Gereja Jangan Hanya Ramai Kegiatan!” Pesan Tajam Pdt Noh Ruku Jadi Sorotan di KPN 2026

Spread the love

“Gereja Jangan Hanya Ramai Kegiatan!” Pesan Tajam Pdt Noh Ruku Jadi Sorotan di KPN 2026

Bandung – Konferensi Penginjilan Nasional (KPN) PGLII 2026 menghadirkan momen refleksi tajam bagi para pelayan Tuhan. Dalam sesi pleno misi hari kedua, Pdt. Dr. Noh Ruku menyampaikan pesan yang menggugah sekaligus menantang gereja untuk kembali pada panggilan utamanya, yakni penginjilan.

Di hadapan lebih dari 300 peserta yang terdiri dari hamba Tuhan dari berbagai daerah, Pdt Noh Ruku menyoroti kondisi gereja yang dinilai mulai terjebak pada rutinitas kegiatan internal. Ia mengingatkan bahwa gereja tidak boleh hanya menjadi pusat aktivitas rohani tanpa menjalankan mandat penginjilan.

“Gereja bukan hanya tempat program rohani berjalan, tetapi tempat diutusnya para pemberita Injil,” tegasnya yang disambut perhatian serius peserta.
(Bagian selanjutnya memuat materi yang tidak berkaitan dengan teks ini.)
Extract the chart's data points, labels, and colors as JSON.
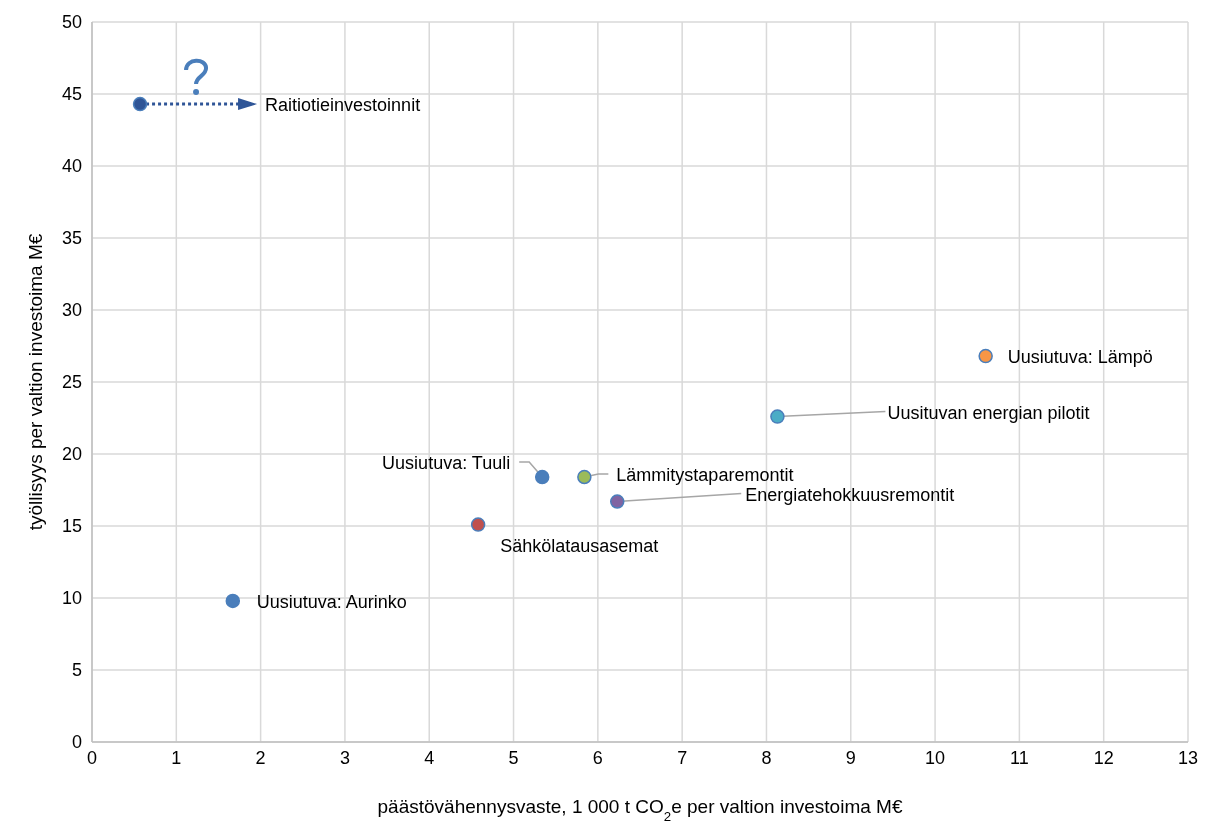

Dalam pemaparannya, Pdt Noh Ruku menjelaskan bahwa pelayanan gereja harus berjalan melalui siklus misi yang berkelanjutan. Ia memaparkan empat tahapan penting, yakni penanaman Injil, pembinaan rohani jemaat, pengutusan pelayan, dan pemeliharaan iman agar jemaat tetap bertumbuh.

Menurutnya, banyak gereja gagal menghasilkan pelayan Injil baru karena berhenti pada tahap penginjilan tanpa membangun pemuridan yang kuat.

Tak hanya memaparkan konsep, Pdt Noh Ruku juga membagikan kisah perjalanan pelayanannya. Ia mengungkap bahwa pelayanan gereja yang kini berkembang luas dimulai dari kelompok kecil yang hanya berjumlah 14 jemaat di Bekasi.

Ia menegaskan bahwa pelayanan misi tidak ditentukan oleh besar kecilnya jumlah jemaat, tetapi oleh kesetiaan gereja dalam membangun kehidupan rohani umat.

Dalam sesi tersebut, ia juga mengungkap fakta tentang beratnya tantangan pelayanan misi. Ia menyebut keterbatasan dana, tekanan pelayanan, konflik tim, serta pergumulan rohani sebagai persoalan nyata yang sering dihadapi para misionaris.

Karena itu, ia menekankan bahwa gereja harus menjadi tempat perlindungan dan penguatan bagi para pelayan Injil melalui dukungan doa, pembinaan, dan pendampingan pelayanan.

Pesan lain yang menjadi perhatian peserta adalah pentingnya mempersiapkan generasi muda untuk melanjutkan pelayanan misi. Pdt Noh Ruku menilai penginjilan adalah warisan iman yang harus terus diteruskan agar gereja tetap relevan dan berdampak bagi masyarakat.

Sesi pleno misi tersebut menjadi salah satu agenda yang paling menyita perhatian dalam KPN 2026. Sejumlah peserta terlihat mencatat dan mendiskusikan kembali materi yang disampaikan setelah sesi berakhir.

Konferensi Penginjilan Nasional PGLII 2026 diharapkan menjadi momentum kebangkitan pelayanan penginjilan gereja di Indonesia sekaligus memperkuat sinergi antar gereja dalam menjalankan Amanat Agung.